Nesse dia fomos juntos
para casa (ela morava no mesmo alojamento que eu). Conversamos sobre o céu, a
impressão que cada um tinha e a relação quase metafisica que mantínhamos com a
natureza. Ela me falou que costumava sentar a noite na varanda do prédio onde
morávamos e ficar observando as estrelas, contando elas. Tantas coisas em
comum: me apaixonei de cara. Saímos muitas vezes: íamos a pizzarias, cafés,
barzinhos – conversávamos sobre tudo. Até o dia em que ela sumiu. Descobri que
ela estava doente. Liguei para ela, ela me falou o hospital e fui visita-la.
Cuidei dela durante todo o período em que ela ficou no hospital. Decidimos
namorar, ela me apresentou seus pais, me levou para os almoços de família que
aconteciam na casa de seus país e todos os dias passamos a trocar confidências.
O amor que desenvolvemos um pelo outro era puro, como a agua que sai de uma
fonte. Com o tempo, fomos nos aproximando cada vez mais. Saímos do alojamento
fornecido pela faculdade e alugamos um cantinho para a gente. Tudo transcorria
de maneira serena e magnífica.
Foi então que
descobrimos o emblemático aforismo 428 de “Humano, demasiado humano” de
Nietzsche: ao viver próximo de mais de uma pessoa é como se tocássemos numa
bela pintura com os dedos sujos, com o passar do tempo teremos nas mãos apenas
um quadro sujo e nunca mais veremos o desenho e a sua beleza original – perde-se
muito no contato íntimo, seja com os amigos ou com quem decidimos partilhar as
meias. E foi exatamente isso que nos aconteceu. Éramos faces diferentes de uma
mesma moeda, pagamos por nossa “geminianidade” de almas: brigas homéricas, acusações,
produzimos cenas que nem mesmo Martha Medeiros conseguiria reproduzir em suas
crônicas. Por fim, fomos percebendo que pouco a pouco nosso relacionamento
desgastou o amor que sentimos um pelo outro. Vieram as traições e o fim da
nossa relação – um fim desastroso que nos deixou cheios de ressentimento e que
me fez entrar em minha mais profunda crise existencial, com quadros de
alternância de humor, automutilação, e depressão profunda.
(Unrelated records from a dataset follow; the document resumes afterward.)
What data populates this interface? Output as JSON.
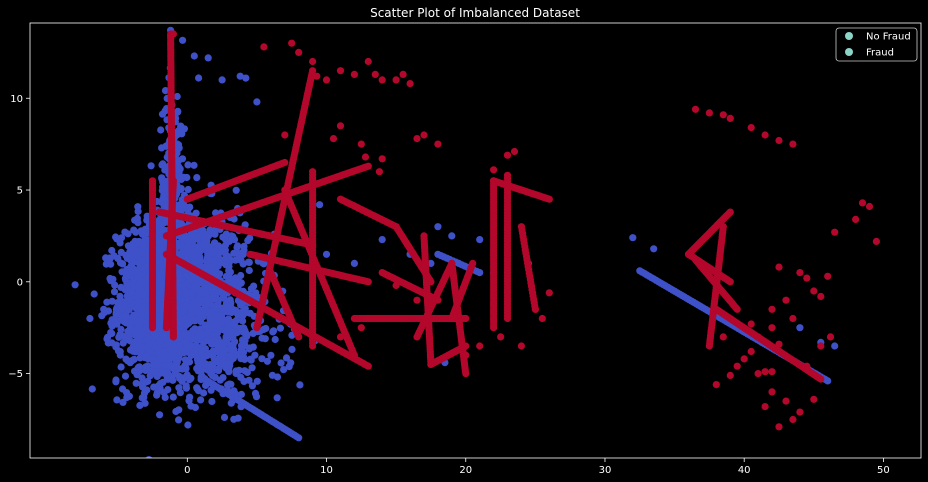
{
  "chart_data": {
    "type": "scatter",
    "title": "Scatter Plot of Imbalanced Dataset",
    "xlabel": "",
    "ylabel": "",
    "xlim": [
      -11.3,
      52.7
    ],
    "ylim": [
      -9.6,
      14.1
    ],
    "xticks": [
      0,
      10,
      20,
      30,
      40,
      50
    ],
    "xtick_labels": [
      "0",
      "10",
      "20",
      "30",
      "40",
      "50"
    ],
    "yticks": [
      -5,
      0,
      5,
      10
    ],
    "ytick_labels": [
      "−5",
      "0",
      "5",
      "10"
    ],
    "grid": false,
    "background": "#000000",
    "legend": {
      "placement": "top-right",
      "entries": [
        {
          "label": "No Fraud",
          "color": "#8dd3c7"
        },
        {
          "label": "Fraud",
          "color": "#8dd3c7"
        }
      ]
    },
    "series": [
      {
        "name": "No Fraud",
        "color": "#3f51c8",
        "clusters": [
          {
            "cx": -2.0,
            "cy": -1.2,
            "sx": 1.5,
            "sy": 2.2,
            "n": 1400
          },
          {
            "cx": 0.5,
            "cy": 0.5,
            "sx": 2.0,
            "sy": 1.8,
            "n": 700
          },
          {
            "cx": -1.0,
            "cy": 5.0,
            "sx": 0.5,
            "sy": 2.8,
            "n": 220
          },
          {
            "cx": 2.5,
            "cy": -3.5,
            "sx": 2.2,
            "sy": 1.6,
            "n": 350
          }
        ],
        "points": [
          [
            -7,
            -2.0
          ],
          [
            -1.2,
            13.7
          ],
          [
            0.5,
            12.3
          ],
          [
            1.5,
            12.2
          ],
          [
            2.5,
            11.0
          ],
          [
            3.8,
            11.2
          ],
          [
            4.2,
            11.1
          ],
          [
            5.0,
            9.8
          ],
          [
            9.5,
            4.2
          ],
          [
            10.0,
            1.5
          ],
          [
            12.0,
            1.0
          ],
          [
            14.0,
            2.3
          ],
          [
            16.0,
            1.5
          ],
          [
            17.5,
            1.0
          ],
          [
            18.0,
            3.0
          ],
          [
            19.0,
            2.5
          ],
          [
            21.0,
            2.3
          ],
          [
            22.0,
            0.5
          ],
          [
            24.5,
            1.0
          ],
          [
            18.5,
            -4.4
          ],
          [
            32.0,
            2.4
          ],
          [
            33.5,
            1.8
          ],
          [
            44.0,
            -2.5
          ],
          [
            45.5,
            -3.3
          ],
          [
            46.5,
            -3.5
          ]
        ],
        "lines": [
          {
            "from": [
              1.0,
              -5.2
            ],
            "to": [
              8.0,
              -8.5
            ],
            "n": 45
          },
          {
            "from": [
              18.0,
              1.5
            ],
            "to": [
              21.0,
              0.5
            ],
            "n": 14
          },
          {
            "from": [
              32.5,
              0.6
            ],
            "to": [
              46.0,
              -5.4
            ],
            "n": 80
          }
        ]
      },
      {
        "name": "Fraud",
        "color": "#b3072b",
        "points": [
          [
            -1.0,
            13.5
          ],
          [
            5.5,
            12.8
          ],
          [
            7.5,
            13.0
          ],
          [
            8.0,
            12.5
          ],
          [
            9.0,
            12.0
          ],
          [
            9.3,
            11.2
          ],
          [
            10.0,
            11.0
          ],
          [
            11.0,
            11.5
          ],
          [
            12.0,
            11.3
          ],
          [
            13.0,
            12.0
          ],
          [
            13.5,
            11.3
          ],
          [
            14.0,
            11.0
          ],
          [
            15.0,
            11.0
          ],
          [
            16.0,
            10.8
          ],
          [
            15.5,
            11.3
          ],
          [
            7.0,
            8.0
          ],
          [
            11.0,
            8.5
          ],
          [
            10.5,
            7.8
          ],
          [
            12.5,
            7.5
          ],
          [
            12.8,
            6.8
          ],
          [
            14.0,
            6.7
          ],
          [
            13.8,
            6.0
          ],
          [
            16.5,
            7.8
          ],
          [
            17.0,
            8.0
          ],
          [
            18.0,
            7.5
          ],
          [
            22.0,
            6.1
          ],
          [
            23.0,
            6.9
          ],
          [
            23.5,
            7.1
          ],
          [
            25.0,
            -1.5
          ],
          [
            25.5,
            -2.0
          ],
          [
            26.0,
            -0.6
          ],
          [
            24.0,
            -3.5
          ],
          [
            22.5,
            -3.0
          ],
          [
            15.0,
            -0.2
          ],
          [
            16.5,
            -1.0
          ],
          [
            13.0,
            -2.0
          ],
          [
            12.5,
            -2.5
          ],
          [
            20.0,
            -4.0
          ],
          [
            21.0,
            -3.5
          ],
          [
            11.0,
            -3.0
          ],
          [
            36.5,
            9.4
          ],
          [
            37.5,
            9.2
          ],
          [
            38.5,
            9.1
          ],
          [
            39.0,
            8.9
          ],
          [
            40.5,
            8.4
          ],
          [
            41.5,
            8.0
          ],
          [
            43.5,
            7.5
          ],
          [
            42.5,
            7.7
          ],
          [
            38.0,
            -5.6
          ],
          [
            39.0,
            -5.1
          ],
          [
            39.5,
            -4.6
          ],
          [
            40.0,
            -4.2
          ],
          [
            40.5,
            -3.8
          ],
          [
            41.0,
            -3.0
          ],
          [
            42.0,
            -4.9
          ],
          [
            42.5,
            -3.4
          ],
          [
            43.0,
            -6.5
          ],
          [
            43.5,
            -7.5
          ],
          [
            42.5,
            -7.9
          ],
          [
            44.0,
            -7.1
          ],
          [
            45.0,
            -6.4
          ],
          [
            45.5,
            -3.5
          ],
          [
            46.2,
            -3.0
          ],
          [
            44.5,
            -4.6
          ],
          [
            42.0,
            -6.0
          ],
          [
            41.5,
            -4.9
          ],
          [
            42.5,
            0.8
          ],
          [
            42.0,
            -1.5
          ],
          [
            43.5,
            -2.0
          ],
          [
            44.0,
            0.5
          ],
          [
            44.5,
            0.2
          ],
          [
            45.0,
            -0.5
          ],
          [
            45.5,
            -0.8
          ],
          [
            46.0,
            0.3
          ],
          [
            42.0,
            -2.5
          ],
          [
            43.0,
            -1.0
          ],
          [
            40.5,
            -2.3
          ],
          [
            46.5,
            2.7
          ],
          [
            48.0,
            3.4
          ],
          [
            48.5,
            4.3
          ],
          [
            49.0,
            4.1
          ],
          [
            49.5,
            2.2
          ],
          [
            41.5,
            -6.8
          ],
          [
            41.0,
            -5.0
          ],
          [
            38.5,
            -3.0
          ]
        ],
        "lines": [
          {
            "from": [
              -1.2,
              13.5
            ],
            "to": [
              -1.0,
              -3.0
            ],
            "n": 130
          },
          {
            "from": [
              -2.5,
              5.5
            ],
            "to": [
              -2.5,
              -2.5
            ],
            "n": 60
          },
          {
            "from": [
              -1.5,
              2.5
            ],
            "to": [
              13.0,
              6.3
            ],
            "n": 110
          },
          {
            "from": [
              -1.5,
              1.5
            ],
            "to": [
              13.0,
              -4.6
            ],
            "n": 120
          },
          {
            "from": [
              -2.0,
              3.8
            ],
            "to": [
              9.0,
              2.0
            ],
            "n": 80
          },
          {
            "from": [
              -1.0,
              5.5
            ],
            "to": [
              -1.5,
              -2.5
            ],
            "n": 60
          },
          {
            "from": [
              0.0,
              4.5
            ],
            "to": [
              7.0,
              6.5
            ],
            "n": 50
          },
          {
            "from": [
              5.0,
              -2.5
            ],
            "to": [
              9.0,
              11.5
            ],
            "n": 100
          },
          {
            "from": [
              6.0,
              0.5
            ],
            "to": [
              8.0,
              -3.0
            ],
            "n": 25
          },
          {
            "from": [
              7.0,
              5.0
            ],
            "to": [
              12.0,
              -4.0
            ],
            "n": 60
          },
          {
            "from": [
              4.5,
              1.5
            ],
            "to": [
              13.0,
              0.0
            ],
            "n": 60
          },
          {
            "from": [
              9.0,
              6.0
            ],
            "to": [
              9.0,
              -3.5
            ],
            "n": 60
          },
          {
            "from": [
              11.0,
              4.5
            ],
            "to": [
              15.0,
              3.0
            ],
            "n": 30
          },
          {
            "from": [
              15.0,
              3.0
            ],
            "to": [
              17.5,
              0.0
            ],
            "n": 25
          },
          {
            "from": [
              12.0,
              -2.0
            ],
            "to": [
              20.0,
              -2.0
            ],
            "n": 60
          },
          {
            "from": [
              17.0,
              2.5
            ],
            "to": [
              17.5,
              -4.5
            ],
            "n": 50
          },
          {
            "from": [
              17.5,
              -4.5
            ],
            "to": [
              20.0,
              -3.5
            ],
            "n": 25
          },
          {
            "from": [
              16.5,
              -3.0
            ],
            "to": [
              19.0,
              1.0
            ],
            "n": 30
          },
          {
            "from": [
              19.0,
              1.0
            ],
            "to": [
              20.0,
              -5.0
            ],
            "n": 45
          },
          {
            "from": [
              20.5,
              1.0
            ],
            "to": [
              19.0,
              -2.0
            ],
            "n": 25
          },
          {
            "from": [
              22.0,
              5.5
            ],
            "to": [
              22.0,
              -2.5
            ],
            "n": 55
          },
          {
            "from": [
              22.0,
              5.5
            ],
            "to": [
              26.0,
              4.5
            ],
            "n": 30
          },
          {
            "from": [
              23.0,
              5.8
            ],
            "to": [
              23.0,
              -2.0
            ],
            "n": 50
          },
          {
            "from": [
              24.0,
              3.0
            ],
            "to": [
              25.0,
              -1.5
            ],
            "n": 25
          },
          {
            "from": [
              14.0,
              0.5
            ],
            "to": [
              18.0,
              -1.0
            ],
            "n": 30
          },
          {
            "from": [
              36.0,
              1.5
            ],
            "to": [
              39.0,
              3.8
            ],
            "n": 35
          },
          {
            "from": [
              36.0,
              1.5
            ],
            "to": [
              39.0,
              0.0
            ],
            "n": 30
          },
          {
            "from": [
              38.5,
              3.0
            ],
            "to": [
              37.5,
              -3.5
            ],
            "n": 45
          },
          {
            "from": [
              38.0,
              -1.5
            ],
            "to": [
              45.5,
              -5.3
            ],
            "n": 70
          },
          {
            "from": [
              36.5,
              1.2
            ],
            "to": [
              39.5,
              -1.5
            ],
            "n": 30
          }
        ]
      }
    ]
  }
}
Com o passar do tempo, fui
trabalhando em mim essas feridas que foram cicatrizando gradualmente. Até que
depois de muitos outonos e primaveras aprendi a conviver com a ausência dela. Fui
tocando minha vida, traçando planos que não a incluíam, colhendo experiências
das quais ela não fazia parte, realizando viagens e conhecendo pessoas que
nunca ouviram seu nome. Peguei uma marreta e derrubei com muita violência minha
antiga morada, deixando minha vida completamente em ruínas, para então dos
destroços construir uma nova morada. Ainda que se destrua tudo e se construa
algo novo, ainda assim haverá partículas de poeiras dos antigos destroços para
mostrar que existiu em algum momento, uma construção mais antiga. Poeiras ou fragmentos
que você não percebe, que são inconscientes.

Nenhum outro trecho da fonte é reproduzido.